PRISM of Opinions: A Persona-Reasoned Multimodal Framework for User-centric Conversational Stance Detection

This paper introduces PRISM, a persona-reasoned multimodal framework and the accompanying U-MStance dataset, to address the limitations of pseudo-multimodality and user homogeneity in conversational stance detection by leveraging longitudinal user personas and chain-of-thought reasoning for more realistic, user-centric attitude interpretation.

Bingbing Wang, Zhixin Bai, Zhengda Jin, Zihan Wang, Xintong Song, Jingjie Lin, Sixuan Li, Jing Li, Ruifeng Xu

Published Wed, 11 Ma
📖 4 min read☕ Coffee break read

Imagine you are walking through a bustling, chaotic town square (the internet). People are shouting opinions about everything from politics to the latest car models. Some are holding signs (text), while others are holding up photos or memes (images) to make their points.

The goal of this research paper is to build a super-smart "Town Square Observer" who can listen to these arguments, look at the pictures, and figure out exactly what each person really thinks about a specific topic.

Here is the story of how the authors built this observer, called PRISM, and why the old way of doing things wasn't good enough.

The Problem: The "Blindfolded" Observer

The researchers found that previous attempts to build these observers had two major flaws:

  1. The "One-Sided" View (Pseudo-multimodality):
    Imagine the observer could see the pictures only on the main stage (the original post), but when people in the crowd shouted back (comments), the observer had to pretend those people were just speaking text. In real life, people often reply with memes or photos too! The old observers were blind to this, missing half the story.
  2. The "Cookie-Cutter" Crowd (User Homogeneity):
    The old observers treated everyone in the crowd as if they were the same person. They didn't realize that "Grumpy Grandpa" is naturally more critical than "Optimistic Teen." If you don't know who is speaking, you might misinterpret a sarcastic joke as a serious attack, or a genuine compliment as a fake one.

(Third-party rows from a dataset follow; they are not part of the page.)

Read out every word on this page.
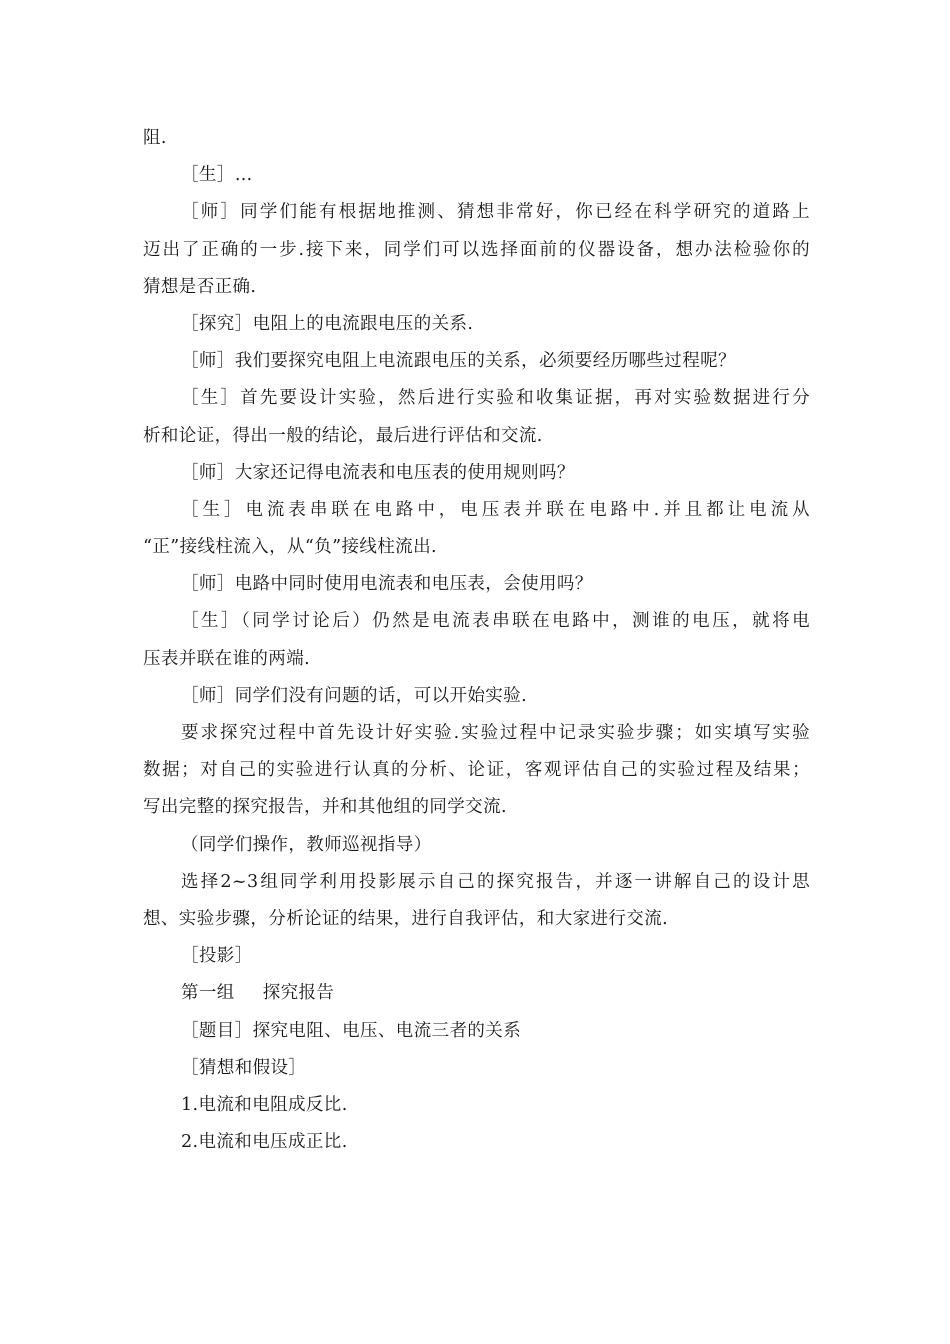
阻.
［生］…
［师］同学们能有根据地推测、猜想非常好，你已经在科学研究的道路上
迈出了正确的一步.接下来，同学们可以选择面前的仪器设备，想办法检验你的
猜想是否正确.
［探究］电阻上的电流跟电压的关系.
［师］我们要探究电阻上电流跟电压的关系，必须要经历哪些过程呢？
［生］首先要设计实验，然后进行实验和收集证据，再对实验数据进行分
析和论证，得出一般的结论，最后进行评估和交流.
［师］大家还记得电流表和电压表的使用规则吗？
［生］电流表串联在电路中，电压表并联在电路中.并且都让电流从
“正”接线柱流入，从“负”接线柱流出.
［师］电路中同时使用电流表和电压表，会使用吗？
［生］（同学讨论后）仍然是电流表串联在电路中，测谁的电压，就将电
压表并联在谁的两端.
［师］同学们没有问题的话，可以开始实验.
要求探究过程中首先设计好实验.实验过程中记录实验步骤；如实填写实验
数据；对自己的实验进行认真的分析、论证，客观评估自己的实验过程及结果；
写出完整的探究报告，并和其他组的同学交流.
（同学们操作，教师巡视指导）
选择2~3组同学利用投影展示自己的探究报告，并逐一讲解自己的设计思
想、实验步骤，分析论证的结果，进行自我评估，和大家进行交流.
［投影］
第一组 探究报告
［题目］探究电阻、电压、电流三者的关系
［猜想和假设］
1.电流和电阻成反比.
2.电流和电压成正比.
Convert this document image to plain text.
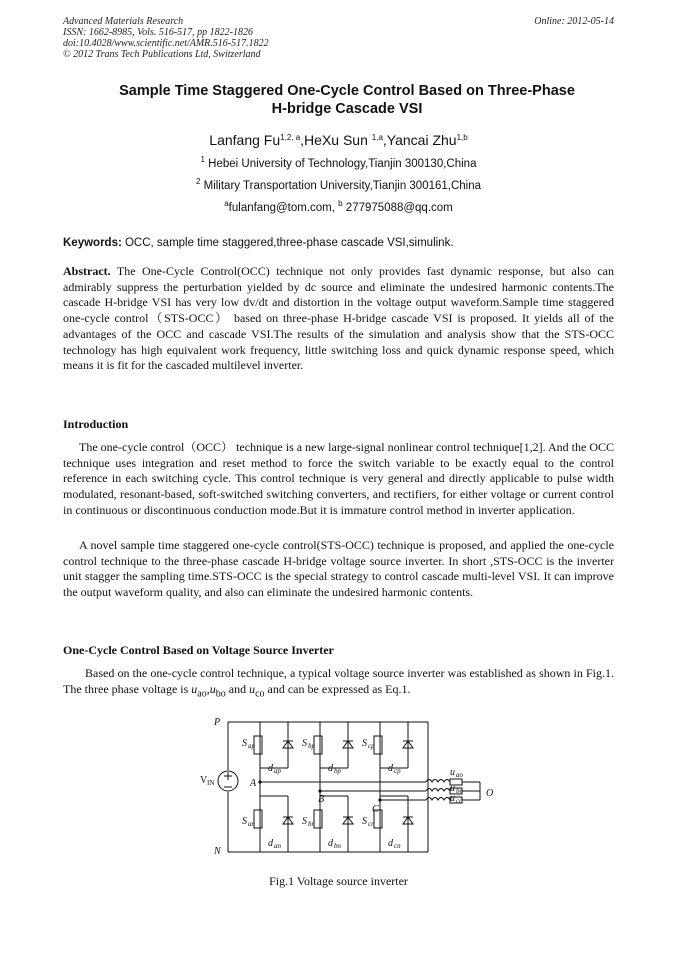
Advanced Materials Research
ISSN: 1662-8985, Vols. 516-517, pp 1822-1826
doi:10.4028/www.scientific.net/AMR.516-517.1822
© 2012 Trans Tech Publications Ltd, Switzerland
Online: 2012-05-14
Sample Time Staggered One-Cycle Control Based on Three-Phase
H-bridge Cascade VSI
Lanfang Fu$^{1,2, a}$,HeXu Sun $^{1,a}$,Yancai Zhu$^{1,b}$
$^1$ Hebei University of Technology,Tianjin 300130,China
$^2$ Military Transportation University,Tianjin 300161,China
$^a$fulanfang@tom.com, $^b$ 277975088@qq.com
Keywords: OCC, sample time staggered,three-phase cascade VSI,simulink.
Abstract. The One-Cycle Control(OCC) technique not only provides fast dynamic response, but also can admirably suppress the perturbation yielded by dc source and eliminate the undesired harmonic contents.The cascade H-bridge VSI has very low dv/dt and distortion in the voltage output waveform.Sample time staggered one-cycle control（STS-OCC） based on three-phase H-bridge cascade VSI is proposed. It yields all of the advantages of the OCC and cascade VSI.The results of the simulation and analysis show that the STS-OCC technology has high equivalent work frequency, little switching loss and quick dynamic response speed, which means it is fit for the cascaded multilevel inverter.
Introduction
The one-cycle control（OCC） technique is a new large-signal nonlinear control technique[1,2]. And the OCC technique uses integration and reset method to force the switch variable to be exactly equal to the control reference in each switching cycle. This control technique is very general and directly applicable to pulse width modulated, resonant-based, soft-switched switching converters, and rectifiers, for either voltage or current control in continuous or discontinuous conduction mode.But it is immature control method in inverter application.
A novel sample time staggered one-cycle control(STS-OCC) technique is proposed, and applied the one-cycle control technique to the three-phase cascade H-bridge voltage source inverter. In short ,STS-OCC is the inverter unit stagger the sampling time.STS-OCC is the special strategy to control cascade multi-level VSI. It can improve the output waveform quality, and also can eliminate the undesired harmonic contents.
One-Cycle Control Based on Voltage Source Inverter
Based on the one-cycle control technique, a typical voltage source inverter was established as shown in Fig.1. The three phase voltage is $u_{ao},u_{bo}$ and $u_{co}$ and can be expressed as Eq.1.
P
N
V IN	A
B
C
O
S ap	S bp	S cp
S an	S bn	S cn
d ap	d bp	d cp
d an	d bn	d cn
u ao
u bo
u co
Fig.1 Voltage source inverter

The Solution: A New Map and a New Detective

To fix this, the team did two big things:

1. The New Map: U-MStance Dataset

They created a massive new library of real conversations called U-MStance.

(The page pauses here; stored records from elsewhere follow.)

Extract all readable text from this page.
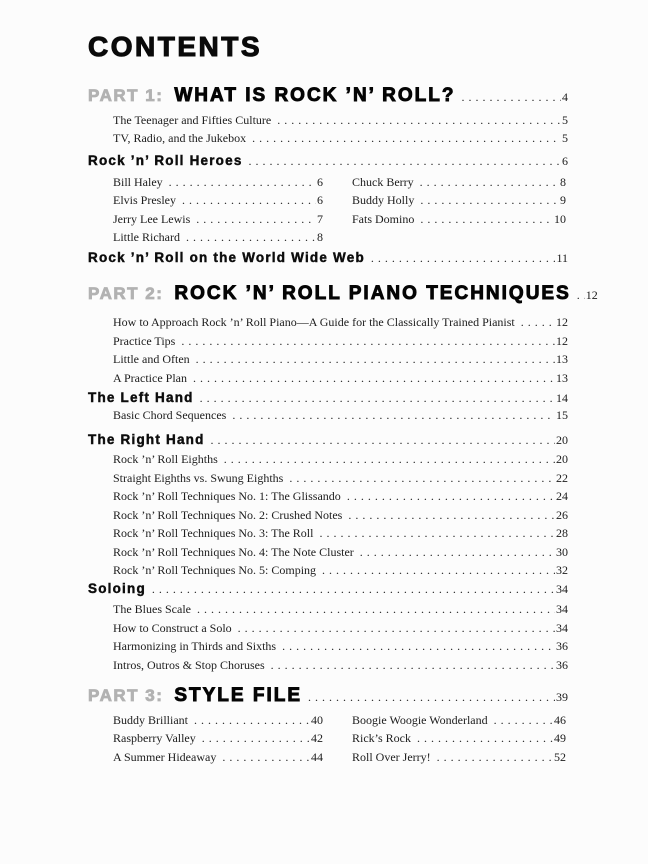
CONTENTS
PART 1: WHAT IS ROCK ’N’ ROLL? .....	4
The Teenager and Fifties Culture .....	5
TV, Radio, and the Jukebox .....	5
Rock ’n’ Roll Heroes .....	6
Bill Haley .....	6
Elvis Presley .....	6
Jerry Lee Lewis .....	7
Little Richard .....	8
Chuck Berry .....	8
Buddy Holly .....	9
Fats Domino .....	10
Rock ’n’ Roll on the World Wide Web .....	11
PART 2: ROCK ’N’ ROLL PIANO TECHNIQUES ..... 12
How to Approach Rock ’n’ Roll Piano—A Guide for the Classically Trained Pianist .....	12
Practice Tips .....	12
Little and Often .....	13
A Practice Plan .....	13
The Left Hand .....	14
Basic Chord Sequences .....	15
The Right Hand .....	20
Rock ’n’ Roll Eighths .....	20
Straight Eighths vs. Swung Eighths .....	22
Rock ’n’ Roll Techniques No. 1: The Glissando .....	24
Rock ’n’ Roll Techniques No. 2: Crushed Notes .....	26
Rock ’n’ Roll Techniques No. 3: The Roll .....	28
Rock ’n’ Roll Techniques No. 4: The Note Cluster .....	30
Rock ’n’ Roll Techniques No. 5: Comping .....	32
Soloing .....	34
The Blues Scale .....	34
How to Construct a Solo .....	34
Harmonizing in Thirds and Sixths .....	36
Intros, Outros & Stop Choruses .....	36
PART 3: STYLE FILE .....	39
Buddy Brilliant .....	40
Raspberry Valley .....	42
A Summer Hideaway .....	44
Boogie Woogie Wonderland .....	46
Rick’s Rock .....	49
Roll Over Jerry! .....	52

  • What's special? It contains over 40,000 comments where both the original posts and the replies can have pictures.
  • The Twist: They also included the "history books" of the people speaking. They know what these users have posted for years, so they can build a profile of who they are.

2. The New Detective: PRISM

They built a new AI framework named PRISM (Persona-Reasoned multImodal Stance Model). Think of PRISM as a detective with three special tools:

  • Tool 1: The "Personality X-Ray" (Longitudinal User Persona)
    Before the detective listens to the current argument, they look at the speaker's history. They use a psychological framework (the "Big Five" personality traits) to build a profile.

    • Analogy: If the speaker is usually "Neurotic" (emotional and anxious), the detective knows to look for emotional triggers. If they are "Open" (adventurous), they might be more willing to try new ideas. This helps the AI understand why someone is saying what they are saying.
  • Tool 2: The "Translator" (Rationalized Cross-Modal Grounding)
    When someone posts a picture, it's not just a picture; it's a joke, a threat, or a compliment wrapped in an image.

    • Analogy: Imagine someone posts a picture of a burning house with the caption "Great weather!" A normal AI might just see "House" and "Weather." PRISM uses a "Chain of Thought" (a step-by-step reasoning process) to say: "Wait, the house is burning, but they are smiling. They are being sarcastic. This picture is actually an insult to the situation." It translates the visual joke into a clear meaning.
  • Tool 3: The "Practice Run" (Mutual Task Reinforcement)
    To get really good at guessing what people think, PRISM practices a second game: writing the next comment.

    • Analogy: It's like a student trying to understand a math problem. If they can also teach the problem to someone else (generate a response), they understand the logic much better. By training the AI to both guess the stance and write a reply, it learns the nuances of human conversation much faster.

The Results: Why It Matters

When they tested PRISM against other smart AI models:

  • It won. It was much better at figuring out if someone was for or against a topic, especially when sarcasm or complex images were involved.
  • It was adaptable. Even when the AI was tested on topics it had never seen before (like switching from talking about "Cars" to "Cryptocurrency"), it still performed well because it understood the people behind the words, not just the words themselves.

The Bottom Line

This paper teaches us that to truly understand human opinion online, we can't just look at the text or the pictures. We have to look at who is speaking, what they usually stand for, and how they use images to hide or reveal their true feelings. PRISM is the first tool that brings all these pieces together to give us a clear, human-like understanding of the digital crowd.